OK so it sounds like you are afraid of losing your usual sense of self - is that right?

As in, you wouldn't be the 'sort' to go topless/go skinny dipping/be less than in control in public, and are worried that being in labour will make you behave in a way that goes against your natural personality?

I think that's what you are saying.

It won't.

I had a water birth the first time - was in from early contractions to delivery so was naked from waist down but had a sort of bandeau top on my boobs because I wanted to. At no point did I suddenly decide I wanted to whip it off (until DD arrived and was hungry!)

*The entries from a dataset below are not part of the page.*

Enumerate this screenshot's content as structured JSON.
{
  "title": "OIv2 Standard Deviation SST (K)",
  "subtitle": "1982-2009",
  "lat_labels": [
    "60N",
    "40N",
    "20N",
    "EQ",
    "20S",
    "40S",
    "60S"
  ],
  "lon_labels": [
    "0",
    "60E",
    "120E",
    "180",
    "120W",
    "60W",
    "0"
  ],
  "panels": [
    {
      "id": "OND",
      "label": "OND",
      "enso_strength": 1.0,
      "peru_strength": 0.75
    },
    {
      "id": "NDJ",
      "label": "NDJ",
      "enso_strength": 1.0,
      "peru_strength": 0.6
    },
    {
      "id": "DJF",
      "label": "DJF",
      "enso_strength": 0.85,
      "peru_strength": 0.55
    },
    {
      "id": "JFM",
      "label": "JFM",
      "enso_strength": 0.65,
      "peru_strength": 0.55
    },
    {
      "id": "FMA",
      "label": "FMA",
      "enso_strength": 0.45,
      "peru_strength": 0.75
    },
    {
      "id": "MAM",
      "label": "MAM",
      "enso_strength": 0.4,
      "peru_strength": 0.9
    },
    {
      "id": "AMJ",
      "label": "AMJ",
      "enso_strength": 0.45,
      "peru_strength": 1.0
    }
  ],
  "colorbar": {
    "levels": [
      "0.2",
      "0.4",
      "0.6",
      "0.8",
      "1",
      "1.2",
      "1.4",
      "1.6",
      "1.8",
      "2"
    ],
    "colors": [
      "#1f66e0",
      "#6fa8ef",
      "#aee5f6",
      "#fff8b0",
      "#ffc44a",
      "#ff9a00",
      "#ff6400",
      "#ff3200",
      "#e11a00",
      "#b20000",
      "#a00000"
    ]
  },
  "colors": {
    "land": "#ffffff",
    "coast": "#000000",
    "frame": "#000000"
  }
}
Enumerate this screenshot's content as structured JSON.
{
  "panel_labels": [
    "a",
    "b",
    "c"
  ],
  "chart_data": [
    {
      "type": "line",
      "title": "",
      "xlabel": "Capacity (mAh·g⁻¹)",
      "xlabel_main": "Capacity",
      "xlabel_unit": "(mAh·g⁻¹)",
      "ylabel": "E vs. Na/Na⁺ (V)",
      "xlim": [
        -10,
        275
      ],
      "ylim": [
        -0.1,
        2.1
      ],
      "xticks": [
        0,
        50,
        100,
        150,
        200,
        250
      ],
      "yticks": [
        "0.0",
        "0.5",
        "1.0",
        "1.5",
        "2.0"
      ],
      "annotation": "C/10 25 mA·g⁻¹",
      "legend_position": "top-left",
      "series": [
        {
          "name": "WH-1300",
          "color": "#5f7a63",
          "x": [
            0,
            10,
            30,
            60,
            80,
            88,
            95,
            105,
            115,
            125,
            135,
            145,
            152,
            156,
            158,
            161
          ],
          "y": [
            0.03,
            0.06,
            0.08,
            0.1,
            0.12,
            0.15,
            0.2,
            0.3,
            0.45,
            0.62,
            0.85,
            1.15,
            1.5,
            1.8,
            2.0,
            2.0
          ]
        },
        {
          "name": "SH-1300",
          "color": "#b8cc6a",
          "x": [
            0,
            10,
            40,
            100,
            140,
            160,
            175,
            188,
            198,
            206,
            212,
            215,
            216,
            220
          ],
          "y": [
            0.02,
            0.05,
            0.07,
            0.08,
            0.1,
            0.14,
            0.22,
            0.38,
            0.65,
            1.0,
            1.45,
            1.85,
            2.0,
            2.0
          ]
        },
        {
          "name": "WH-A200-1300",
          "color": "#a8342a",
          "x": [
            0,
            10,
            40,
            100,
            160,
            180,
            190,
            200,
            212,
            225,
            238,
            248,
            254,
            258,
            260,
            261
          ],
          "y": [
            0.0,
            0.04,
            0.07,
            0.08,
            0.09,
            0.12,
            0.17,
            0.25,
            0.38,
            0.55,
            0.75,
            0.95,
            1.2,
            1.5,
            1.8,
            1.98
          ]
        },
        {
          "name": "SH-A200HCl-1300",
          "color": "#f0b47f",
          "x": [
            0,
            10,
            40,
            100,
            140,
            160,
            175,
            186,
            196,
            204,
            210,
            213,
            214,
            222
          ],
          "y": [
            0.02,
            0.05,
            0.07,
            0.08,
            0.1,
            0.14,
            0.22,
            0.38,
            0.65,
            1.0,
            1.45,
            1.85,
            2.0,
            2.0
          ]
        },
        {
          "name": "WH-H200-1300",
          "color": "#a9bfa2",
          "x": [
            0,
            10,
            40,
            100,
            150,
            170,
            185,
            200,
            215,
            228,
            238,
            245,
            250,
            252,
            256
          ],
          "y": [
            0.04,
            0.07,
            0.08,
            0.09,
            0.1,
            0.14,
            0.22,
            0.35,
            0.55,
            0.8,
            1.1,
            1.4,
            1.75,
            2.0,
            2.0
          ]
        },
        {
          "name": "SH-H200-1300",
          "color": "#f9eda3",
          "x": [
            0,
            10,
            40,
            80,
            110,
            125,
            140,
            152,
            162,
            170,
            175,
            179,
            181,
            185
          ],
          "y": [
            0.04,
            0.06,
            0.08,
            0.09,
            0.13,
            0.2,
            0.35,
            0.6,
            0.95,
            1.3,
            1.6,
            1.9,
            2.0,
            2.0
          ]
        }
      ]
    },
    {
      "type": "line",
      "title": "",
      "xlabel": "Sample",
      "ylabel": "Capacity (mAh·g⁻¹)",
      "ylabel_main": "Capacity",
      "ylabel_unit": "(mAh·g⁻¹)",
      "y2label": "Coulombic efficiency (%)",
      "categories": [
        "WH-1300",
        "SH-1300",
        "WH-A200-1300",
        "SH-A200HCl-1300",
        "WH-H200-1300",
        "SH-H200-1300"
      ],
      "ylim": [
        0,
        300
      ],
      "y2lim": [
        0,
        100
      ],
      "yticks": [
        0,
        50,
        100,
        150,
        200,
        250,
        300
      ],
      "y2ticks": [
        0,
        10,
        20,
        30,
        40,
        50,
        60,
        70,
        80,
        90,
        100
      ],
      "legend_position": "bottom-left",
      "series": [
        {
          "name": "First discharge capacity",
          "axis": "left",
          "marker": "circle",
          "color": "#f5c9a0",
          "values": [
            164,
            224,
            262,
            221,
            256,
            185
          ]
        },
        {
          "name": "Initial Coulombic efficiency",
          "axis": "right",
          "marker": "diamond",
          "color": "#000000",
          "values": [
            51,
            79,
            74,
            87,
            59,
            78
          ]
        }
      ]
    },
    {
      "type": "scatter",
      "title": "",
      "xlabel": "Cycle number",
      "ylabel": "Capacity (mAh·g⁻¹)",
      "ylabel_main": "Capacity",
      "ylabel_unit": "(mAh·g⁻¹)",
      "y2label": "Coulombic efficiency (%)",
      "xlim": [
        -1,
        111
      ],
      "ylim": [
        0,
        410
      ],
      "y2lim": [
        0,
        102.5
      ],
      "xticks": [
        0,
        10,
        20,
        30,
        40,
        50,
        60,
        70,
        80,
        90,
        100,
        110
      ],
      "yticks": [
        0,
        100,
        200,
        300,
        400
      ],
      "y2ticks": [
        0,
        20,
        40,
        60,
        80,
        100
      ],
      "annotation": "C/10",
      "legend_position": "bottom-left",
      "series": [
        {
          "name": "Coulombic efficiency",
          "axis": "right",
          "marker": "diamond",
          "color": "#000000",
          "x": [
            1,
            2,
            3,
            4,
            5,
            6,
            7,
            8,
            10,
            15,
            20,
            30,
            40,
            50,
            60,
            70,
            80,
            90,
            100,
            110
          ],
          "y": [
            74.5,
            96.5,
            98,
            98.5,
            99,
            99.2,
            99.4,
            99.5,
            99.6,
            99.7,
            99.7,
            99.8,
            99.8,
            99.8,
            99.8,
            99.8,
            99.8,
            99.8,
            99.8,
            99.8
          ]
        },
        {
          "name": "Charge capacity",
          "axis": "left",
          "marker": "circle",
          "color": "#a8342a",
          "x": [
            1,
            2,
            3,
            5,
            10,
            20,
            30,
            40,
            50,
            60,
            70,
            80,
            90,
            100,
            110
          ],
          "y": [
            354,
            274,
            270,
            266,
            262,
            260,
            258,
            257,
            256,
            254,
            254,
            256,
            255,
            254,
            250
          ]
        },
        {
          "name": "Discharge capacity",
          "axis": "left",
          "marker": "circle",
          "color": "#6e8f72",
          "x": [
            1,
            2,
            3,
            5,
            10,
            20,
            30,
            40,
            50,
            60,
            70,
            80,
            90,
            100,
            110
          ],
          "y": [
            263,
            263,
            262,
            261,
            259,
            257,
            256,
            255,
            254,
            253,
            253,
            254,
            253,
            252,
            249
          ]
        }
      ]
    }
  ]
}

Second birth was in a bed and again, I was in a long t-shirt and stayed that way.

I DID make noises I didn't expect to make - I didn't have any pain relief first time and found that along with the natural high from all the adrenalin and whatnot, the noises helped me breathe and deliver. Second time round I had an epidural and it was a much quieter labour.

Both times felt like me doing my thing though if that makes sense.

Wannabegreenfingers · 27/01/2022 15:02

I was naked with my 2nd, my choice. At no point did I lose my dignity. I birthed a human in the way I was most comfortable.

In the nicest possible way you need to worry less about being naked. It's totally normal and I promise no one in the room will care. Male or female.